Lynn was born in Houston, but moved shortly thereafter to Shreveport, La. The migration was only complete when she and her parents finally settled in the Atlanta suburbs. Her earliest musical memories of are of singing at daycare and in a church choir setting. But it wasn’t long before the instruments Lynn saw around her house caught her eye—her dad had a Stratocaster and she remembers him jamming “along with Metallica” while her mom played acoustic guitar. And, for her 14th birthday, Lynn finally received her own axe.

“I had one guitar lesson, but it was the teacher playing his own songs for me,” she recalls.

After high school, Lynn moved to Athens, Ga., to study anthropology at the University of Georgia. But like many who settle there, she was quickly charmed by the legendary college town’s music and culture scenes, and started to set her sights on becoming a professional musician.

“I wanted to quit college and do music, but my family discouraged that. I had a Hopes Scholarship and I think they were all in fear that pursuing music as a career was risky. They insisted that I get a degree. Athens was a cultural mecca—a rural art town in the middle of the Bible Belt. I learned so much about music and performance and art and food—it has left a really important impact on me.”

Following her graduation, Lynn relocated to Nashville with the hopes of pursuing her dream, but she inevitably encountered some of the same roadblocks that have stopped countless emerging artists in their tracks.

“Money has been an issue from day one, always,” she says. “Trying to find the funding to make, manufacture, promote and tour behind a record—I still face those financial challenges as an independent artist.”

Have You Met Lera Lynn? and its follow-up, 2014’s The Avenues, certainly showed immediate promise; it’s clear that she has a knack for combining her soul-bearing voice with some tasty blues song structures. However, melodies and lyrics didn’t come as easy though for her back then.

“I had a different relationship to songwriting at that time,” she says, admitting that she doesn’t revisit her early work that often. “This big, special lightbulb would go off and I would have to capture it. I think I’m better at summoning the inspiration now than I was then. I try to do it more regularly, at least. I wasn’t good at tapping into it.”

On My Own sounds less steeped in country[1]tinged blues, drawing more inspiration from PJ Harvey’s first few albums and classic Cat Power—her originals are raw, but aggressive, and often confident. Lynn’s voice leads the way on gorgeous cuts like “A Light Comes Through” and “Dark Horse.” At the same time, on slower, more brooding tracks like “So Far” and “Let Me Tell You Something,” Lynn wrestles with her sometimes more optimistic outlook—and there is a notion of rebirth nestled within her electronic[1]tinged soundscapes.

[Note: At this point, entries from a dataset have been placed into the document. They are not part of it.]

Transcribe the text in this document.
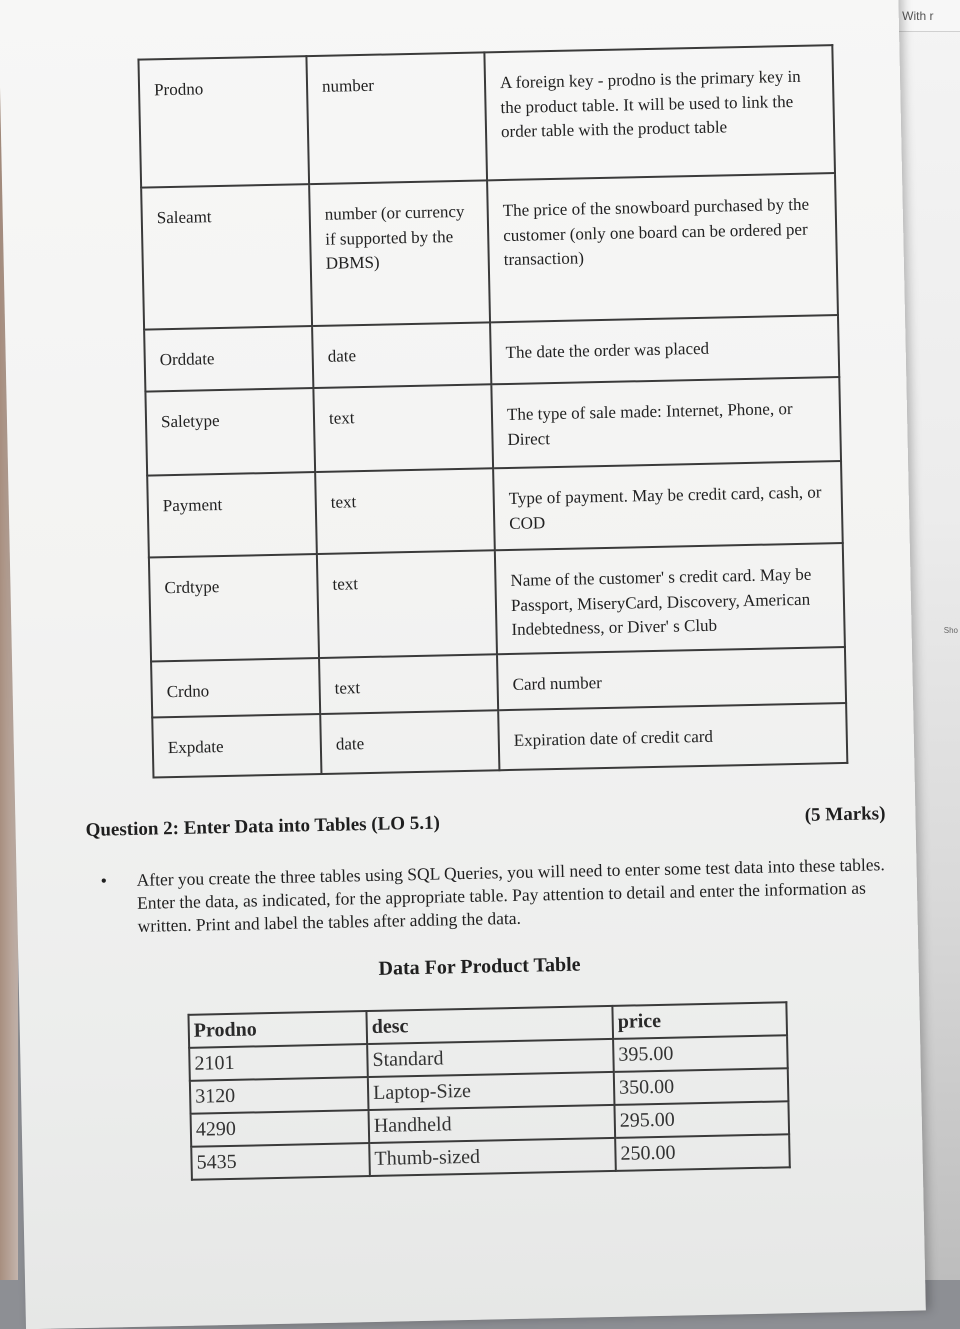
With r
Sho
Prodno	number	A foreign key - prodno is the primary key in the product table. It will be used to link the order table with the product table
Saleamt	number (or currency if supported by the DBMS)	The price of the snowboard purchased by the customer (only one board can be ordered per transaction)
Orddate	date	The date the order was placed
Saletype	text	The type of sale made: Internet, Phone, or Direct
Payment	text	Type of payment. May be credit card, cash, or COD
Crdtype	text	Name of the customer' s credit card. May be Passport, MiseryCard, Discovery, American Indebtedness, or Diver' s Club
Crdno	text	Card number
Expdate	date	Expiration date of credit card
Question 2: Enter Data into Tables (LO 5.1)	(5 Marks)
• After you create the three tables using SQL Queries, you will need to enter some test data into these tables. Enter the data, as indicated, for the appropriate table. Pay attention to detail and enter the information as written. Print and label the tables after adding the data.
Data For Product Table
Prodno	desc	price
2101	Standard	395.00
3120	Laptop-Size	350.00
4290	Handheld	295.00
5435	Thumb-sized	250.00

On “It Doesn’t Matter,” she solemnly sings, “Some days, I do nothing at all/ Close up the blinds, smoke weed and screen all my calls.” It’s a universal feeling, perhaps now more than ever.

“The through line is acceptance,” Lynn says about the song’s subjects. “This is where I am in my life, my career—the hand I’ve been dealt. And I’m OK with it. I’ve spent a lot of my life trying to get a better hand. I feel like I’m happy with where I am. You always want to improve, tour better, grow your band. But I finally feel like, if that doesn’t happen— that’s OK. I have a pretty good situation.”